GUS-Staining Conditions

Whole seedlings or plant tissues were harvested and suspended in cold aqueous 90% (v/v) acetone for 20 min on ice to permeabilize the tissues. Samples were washed three times for 15 min each in working solution (100 mm NaH₂PO₄ containing 10 mm EDTA, 0.5 mm ferrocyanide, 0.5 mm ferricyanide, and 0.1% [v/v] Triton X-100). Samples were then kept at 37°C for 16 to 36 h in staining solution (working solution containing 2 mm X-Gluc [Rose Scientific, Edmonton, Canada]). Samples were cleared of chlorophyll by washing with aqueous 70% (v/v) ethanol and photographed using a Coolpix 995 digital camera (Nikon, Tokyo) attached to a light microscope or stereoscope.

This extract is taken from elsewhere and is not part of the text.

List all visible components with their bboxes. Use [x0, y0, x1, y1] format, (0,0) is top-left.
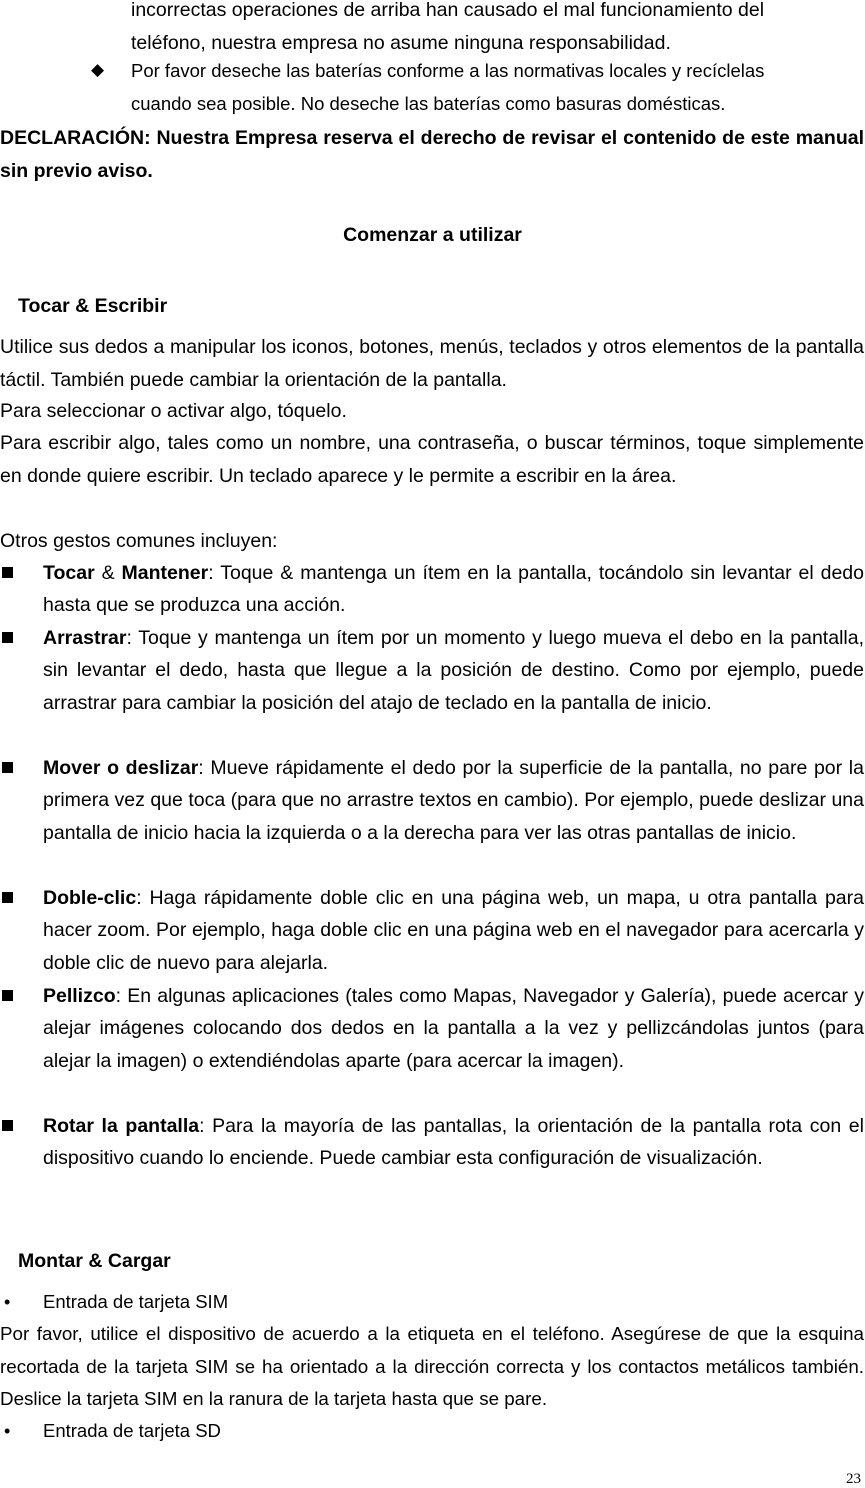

Identification of T-DNA Allele in AtFUT1

The T-DNA pools of the Wisconsin collection were screened as recommended by the Biotechnology Center-University of Wisconsin (http://www.biotech.wisc.edu/NewServicesAndResearch/Arabidopsis/Guidelines-Index.html). Forward and reverse primers used for the mutant screen were respectively, 5′-ACAATTAAACCATGTCGTGGAGACATGTT-3′ and 5′-TCATACTAGCTTAAGTCCCCAGCTGATAT-3′. The reverse primer in combination with the T-DNA left border primer (JL202) amplified the insertion. RT-PCR of mutant and wild-type RNA was performed using 1 μg of total RNA and the One-Step RT-PCR kit (Qiagen, Germantown, MD) according to the manufacturer's directions. Primers for RT-PCR spanned the intron and are as follows: 5′-TTCTCGACGCCGGAGTTT-3′ and 5′-CCCTCAGTATCAATCACCT-3′.

Generation of 35S::AtFUT1 Transgenic Plants

A cDNA fragment encoding the open reading frame of AtFUT1 was subcloned into the NcoI/XhoI sites of pET14-b. The AtFUT1 cDNA was then cloned into the SalI/XbaI sites of pCAMBIA 1300 MCS (a derivative of pCAMBIA with additional sites in the MCS generated by Dr. Anton Sanderfoot [Michigan State University]). This generated a construct in which the 35S CaMV strong constitutive promoter controls the expression of AtFUT1. The construct was introduced into A. tumefaciens by standard transformation methods and transformed into wild-type (Col-0) Arabidopsis plants using the vacuum infiltration method (Bechtold and Pelletier, 1998). Transgenic plants were selected using hygromycin and the presence of the transgene was confirmed by PCR amplification across the AtFUT1 intron, which results in a 489-bp product for the genomic version and a 212-bp product for the transgene. RNA was prepared from rosette leaves of T₂ plants using the RNeasy Mini Plant Kit (Qiagen) and used to analyze AtFUT1 expression by RT-PCR as described above.